Interruptions in electricity supply – ‘the lights going out’ – make for arresting headlines and capture public attention. Yet it is strikingly rare for any kind of electricity generation shortfall to trigger blackouts: major reliability events are nearly always the result of grid failure incidents such as wires frying or being damaged by trees.
Furthermore, none of the recent events that have occurred in markets with high shares of renewables have been caused by over-reliance on renewables to provide sufficient electricity supplies. In spite of this, the fossil energy industry has a track record of seizing on any opportunity to promote the narrative that more fossil generation is needed and that the growing shift to renewables is undermining and driving up the cost of secure supplies.
To dispel many of the myths surrounding the causes of recent significant power outages, the toolkit looks at four case studies: Texas 2021, California 2020, Great Britain 2019 and South Australia 2016.

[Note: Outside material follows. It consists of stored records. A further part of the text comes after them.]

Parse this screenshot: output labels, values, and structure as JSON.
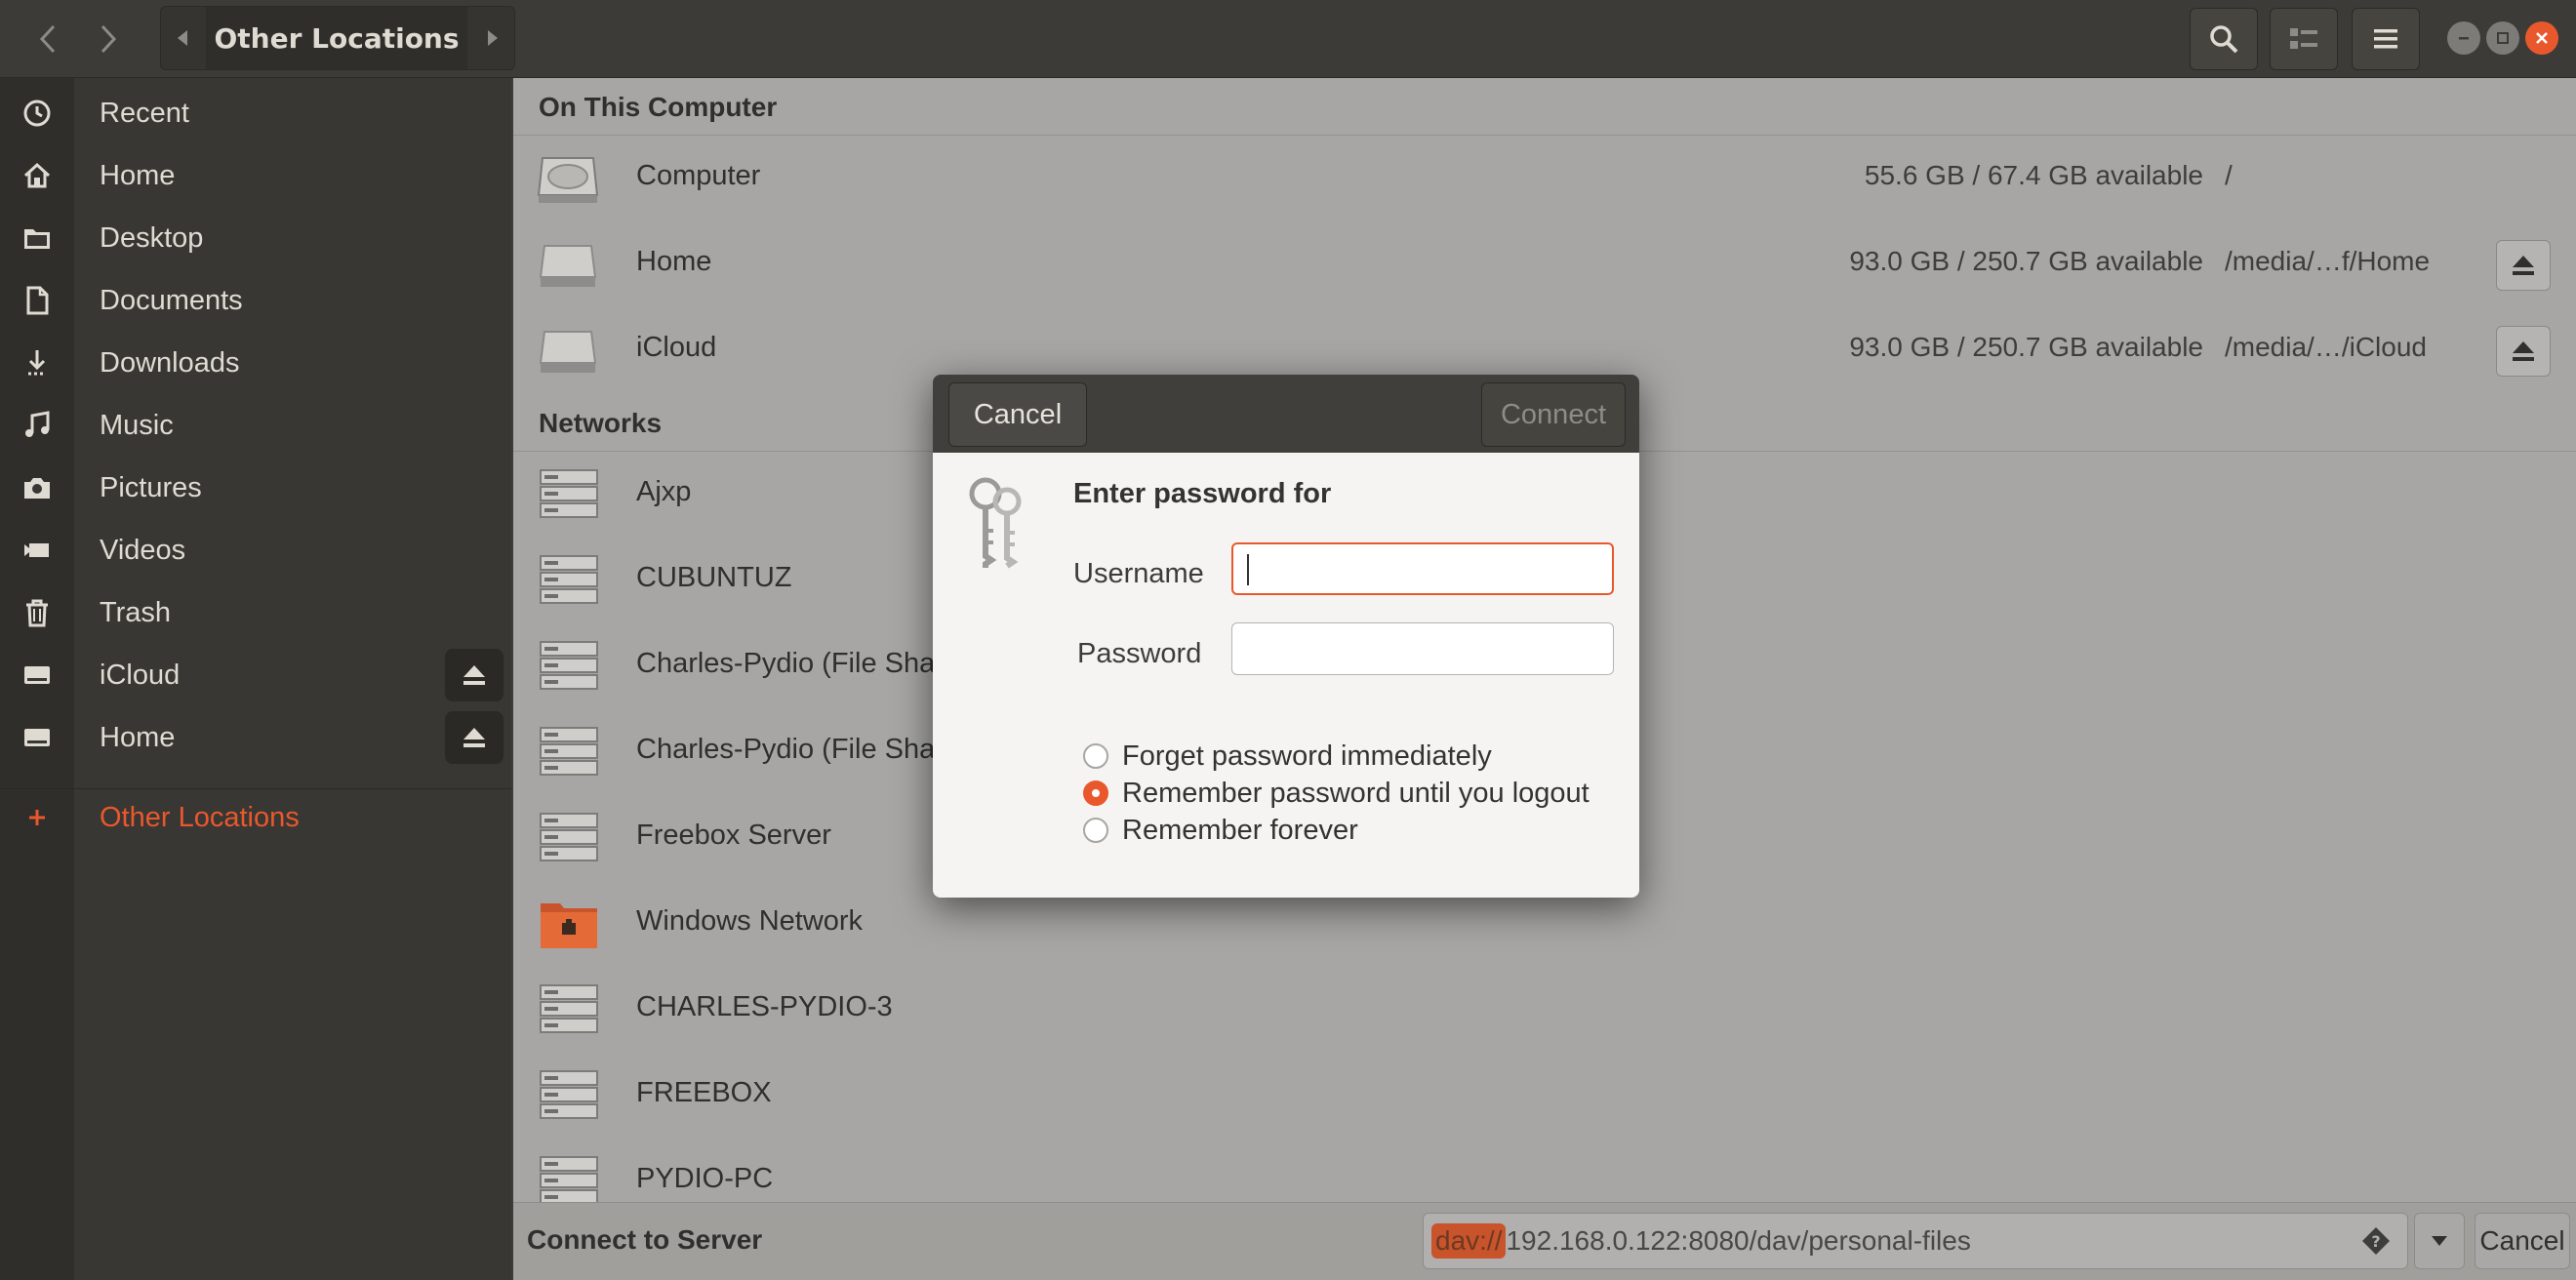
{
  "header": {
    "path_crumb": "Other Locations"
  },
  "sidebar": {
    "items": [
      {
        "label": "Recent",
        "icon": "clock-icon"
      },
      {
        "label": "Home",
        "icon": "home-icon"
      },
      {
        "label": "Desktop",
        "icon": "folder-icon"
      },
      {
        "label": "Documents",
        "icon": "document-icon"
      },
      {
        "label": "Downloads",
        "icon": "download-icon"
      },
      {
        "label": "Music",
        "icon": "music-icon"
      },
      {
        "label": "Pictures",
        "icon": "camera-icon"
      },
      {
        "label": "Videos",
        "icon": "video-icon"
      },
      {
        "label": "Trash",
        "icon": "trash-icon"
      },
      {
        "label": "iCloud",
        "icon": "drive-icon",
        "eject": true
      },
      {
        "label": "Home",
        "icon": "drive-icon",
        "eject": true
      }
    ],
    "other_locations": "Other Locations",
    "accent_color": "#e9582c"
  },
  "main": {
    "on_this_computer": {
      "title": "On This Computer",
      "rows": [
        {
          "name": "Computer",
          "usage": "55.6 GB / 67.4 GB available",
          "path": "/"
        },
        {
          "name": "Home",
          "usage": "93.0 GB / 250.7 GB available",
          "path": "/media/…f/Home"
        },
        {
          "name": "iCloud",
          "usage": "93.0 GB / 250.7 GB available",
          "path": "/media/…/iCloud"
        }
      ]
    },
    "networks": {
      "title": "Networks",
      "rows": [
        {
          "name": "Ajxp"
        },
        {
          "name": "CUBUNTUZ"
        },
        {
          "name": "Charles-Pydio (File Sha"
        },
        {
          "name": "Charles-Pydio (File Sha"
        },
        {
          "name": "Freebox Server"
        },
        {
          "name": "Windows Network"
        },
        {
          "name": "CHARLES-PYDIO-3"
        },
        {
          "name": "FREEBOX"
        },
        {
          "name": "PYDIO-PC"
        }
      ]
    }
  },
  "bottom": {
    "label": "Connect to Server",
    "server_scheme": "dav://",
    "server_rest": "192.168.0.122:8080/dav/personal-files",
    "cancel": "Cancel"
  },
  "dialog": {
    "cancel": "Cancel",
    "connect": "Connect",
    "title": "Enter password for",
    "username_label": "Username",
    "password_label": "Password",
    "username_value": "",
    "password_value": "",
    "options": [
      {
        "label": "Forget password immediately",
        "checked": false
      },
      {
        "label": "Remember password until you logout",
        "checked": true
      },
      {
        "label": "Remember forever",
        "checked": false
      }
    ]
  }
}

These case studies prove it is important that advocates for a clean energy transition can set the record straight quickly, credibly and substantively. This package equips advocates with information and tools to respond quickly to the misinformation that spreads rapidly in the wake of power grid reliability events, and in particular:
- introduces the advocate to reliability events, and their causes and consequences;
- provides a checklist for advocates to understand and analyse emerging reliability events (a separate, interactive checklist can be downloaded here: Power Grid Rapid Response Checklist);
- provides holding lines for advocates during the information vacuum that normally proceeds a reliability event;
- explains why large-scale reliability events are almost always caused by network failures and not renewable electricity generation.